The unanimous decision was applauded by fellow academics, who had urged the school to show its respect for intellectual freedom by allowing Li to keep his job as a professor of marketing.

Li seemed delighted, saying the decision was "a good one."

University officials also agreed that he would not face a disciplinary hearing. "It is not practical given the limited information available," the council said in a statement.

Li was born in China but studied at Princeton University and became an American citizen in 1995. He was deported to the United States last week after his July 14 conviction in Beijing of spying for Taiwan and damaging Chinese national security. No evidence against him has been publicly released.

The scholar's ability to return to his home and his job in Hong Kong was viewed by many here as an affirmation of the "one-country, two-systems" arrangement intended to preserve the territory's capitalist way of life after its return to Chinese rule four years ago.

"This shows that Beijing obviously sees the advantage of showing the whole world that Hong Kong should be treated separately," said lawmaker Martin Lee, who as head of the Democratic Party is Hong Kong's main opposition figure.

University officials insisted that their decision was based purely on the "best interests" of the school.

"Our executive committee is not a court.
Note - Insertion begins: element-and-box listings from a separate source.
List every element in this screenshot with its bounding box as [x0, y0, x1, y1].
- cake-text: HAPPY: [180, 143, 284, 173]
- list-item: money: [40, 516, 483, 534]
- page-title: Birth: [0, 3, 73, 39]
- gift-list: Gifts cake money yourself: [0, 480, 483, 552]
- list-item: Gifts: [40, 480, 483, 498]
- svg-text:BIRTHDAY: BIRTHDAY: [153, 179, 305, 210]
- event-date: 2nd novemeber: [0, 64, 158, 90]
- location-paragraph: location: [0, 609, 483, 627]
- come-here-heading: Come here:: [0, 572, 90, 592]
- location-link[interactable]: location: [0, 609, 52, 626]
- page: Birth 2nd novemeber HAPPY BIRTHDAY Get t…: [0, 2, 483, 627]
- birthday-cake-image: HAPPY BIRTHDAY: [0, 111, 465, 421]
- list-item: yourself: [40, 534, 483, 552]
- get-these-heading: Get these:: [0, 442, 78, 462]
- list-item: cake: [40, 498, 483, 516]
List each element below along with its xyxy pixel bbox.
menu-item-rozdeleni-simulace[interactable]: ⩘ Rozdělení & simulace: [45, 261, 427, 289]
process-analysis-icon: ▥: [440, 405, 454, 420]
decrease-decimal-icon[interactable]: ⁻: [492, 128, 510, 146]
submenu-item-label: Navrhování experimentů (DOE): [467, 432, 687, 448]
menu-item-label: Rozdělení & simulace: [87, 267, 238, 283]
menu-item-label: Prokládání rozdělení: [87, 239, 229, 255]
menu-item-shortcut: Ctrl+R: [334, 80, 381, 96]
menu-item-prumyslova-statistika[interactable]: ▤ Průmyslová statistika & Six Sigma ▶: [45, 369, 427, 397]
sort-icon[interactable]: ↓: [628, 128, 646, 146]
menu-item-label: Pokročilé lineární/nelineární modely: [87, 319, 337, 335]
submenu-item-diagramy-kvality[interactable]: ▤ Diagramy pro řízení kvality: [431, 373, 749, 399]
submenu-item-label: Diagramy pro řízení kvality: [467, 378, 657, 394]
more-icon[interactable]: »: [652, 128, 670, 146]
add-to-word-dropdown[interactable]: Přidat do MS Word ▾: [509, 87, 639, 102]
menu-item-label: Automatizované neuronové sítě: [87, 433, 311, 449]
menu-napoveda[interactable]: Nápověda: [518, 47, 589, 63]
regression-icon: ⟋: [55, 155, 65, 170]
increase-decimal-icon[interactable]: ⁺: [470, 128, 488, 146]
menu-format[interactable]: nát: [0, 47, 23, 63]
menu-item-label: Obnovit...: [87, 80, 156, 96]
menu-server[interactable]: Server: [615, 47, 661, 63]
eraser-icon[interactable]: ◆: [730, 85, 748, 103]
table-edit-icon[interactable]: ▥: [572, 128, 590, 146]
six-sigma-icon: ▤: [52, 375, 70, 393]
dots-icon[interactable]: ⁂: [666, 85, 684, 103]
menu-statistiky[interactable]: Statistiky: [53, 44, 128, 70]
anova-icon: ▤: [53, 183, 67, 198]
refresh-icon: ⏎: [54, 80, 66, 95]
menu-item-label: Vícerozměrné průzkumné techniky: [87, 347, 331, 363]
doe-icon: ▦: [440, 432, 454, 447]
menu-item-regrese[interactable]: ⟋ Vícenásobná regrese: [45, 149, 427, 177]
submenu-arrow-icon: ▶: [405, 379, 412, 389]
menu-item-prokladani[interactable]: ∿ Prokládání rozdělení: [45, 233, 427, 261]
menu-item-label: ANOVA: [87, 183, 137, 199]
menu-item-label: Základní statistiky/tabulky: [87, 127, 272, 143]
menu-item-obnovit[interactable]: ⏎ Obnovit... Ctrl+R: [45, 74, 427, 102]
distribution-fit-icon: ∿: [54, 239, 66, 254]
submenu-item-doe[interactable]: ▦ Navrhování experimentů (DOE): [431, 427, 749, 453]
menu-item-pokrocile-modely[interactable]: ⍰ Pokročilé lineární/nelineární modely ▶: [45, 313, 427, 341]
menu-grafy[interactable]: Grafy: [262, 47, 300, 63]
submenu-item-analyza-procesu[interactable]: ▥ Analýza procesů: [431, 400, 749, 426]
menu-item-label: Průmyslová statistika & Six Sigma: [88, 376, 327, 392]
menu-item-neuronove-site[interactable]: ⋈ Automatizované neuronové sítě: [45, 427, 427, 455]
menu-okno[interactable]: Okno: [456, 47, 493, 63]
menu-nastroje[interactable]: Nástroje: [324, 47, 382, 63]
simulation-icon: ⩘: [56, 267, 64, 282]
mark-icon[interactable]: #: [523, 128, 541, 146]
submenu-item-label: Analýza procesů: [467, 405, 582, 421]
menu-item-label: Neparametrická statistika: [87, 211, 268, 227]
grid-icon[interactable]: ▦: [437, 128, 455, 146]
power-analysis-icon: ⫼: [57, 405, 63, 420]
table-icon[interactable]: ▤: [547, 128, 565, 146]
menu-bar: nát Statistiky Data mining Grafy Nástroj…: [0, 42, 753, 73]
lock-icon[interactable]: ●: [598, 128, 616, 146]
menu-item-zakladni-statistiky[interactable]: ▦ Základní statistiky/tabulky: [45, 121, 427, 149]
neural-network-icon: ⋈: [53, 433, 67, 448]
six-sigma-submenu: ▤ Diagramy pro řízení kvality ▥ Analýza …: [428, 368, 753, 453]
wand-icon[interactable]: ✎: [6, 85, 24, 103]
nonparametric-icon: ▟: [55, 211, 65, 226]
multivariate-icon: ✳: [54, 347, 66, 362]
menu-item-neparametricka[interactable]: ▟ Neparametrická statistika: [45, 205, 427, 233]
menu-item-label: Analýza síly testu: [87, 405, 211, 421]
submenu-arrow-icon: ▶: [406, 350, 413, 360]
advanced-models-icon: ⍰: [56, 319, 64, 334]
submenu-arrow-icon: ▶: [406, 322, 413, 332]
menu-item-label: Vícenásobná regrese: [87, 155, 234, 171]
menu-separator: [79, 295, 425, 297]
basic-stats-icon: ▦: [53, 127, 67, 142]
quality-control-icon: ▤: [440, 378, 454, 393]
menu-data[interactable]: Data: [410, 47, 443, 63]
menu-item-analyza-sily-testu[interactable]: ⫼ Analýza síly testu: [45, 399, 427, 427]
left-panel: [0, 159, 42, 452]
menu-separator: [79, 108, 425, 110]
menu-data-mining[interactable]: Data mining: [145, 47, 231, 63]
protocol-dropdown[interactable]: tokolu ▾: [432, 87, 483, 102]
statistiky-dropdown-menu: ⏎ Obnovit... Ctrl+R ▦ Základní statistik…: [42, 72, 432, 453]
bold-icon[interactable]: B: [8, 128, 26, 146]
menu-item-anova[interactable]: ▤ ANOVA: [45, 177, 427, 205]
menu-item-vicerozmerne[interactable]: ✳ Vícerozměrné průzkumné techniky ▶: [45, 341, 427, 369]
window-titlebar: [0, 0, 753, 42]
We are an academic institution," said university president Chang Hsing-kang.

Mak Hoi-wah, a member of the university's social studies department, joined colleagues in saying it was the "right decision."

However, Ma Lik, a Hong Kong delegate to the Chinese National People's Congress, accused the university of disregarding the Chinese judicial system, saying they "didn't treat the incident seriously."

"Some students may not want a spy to be their teacher," Ma said.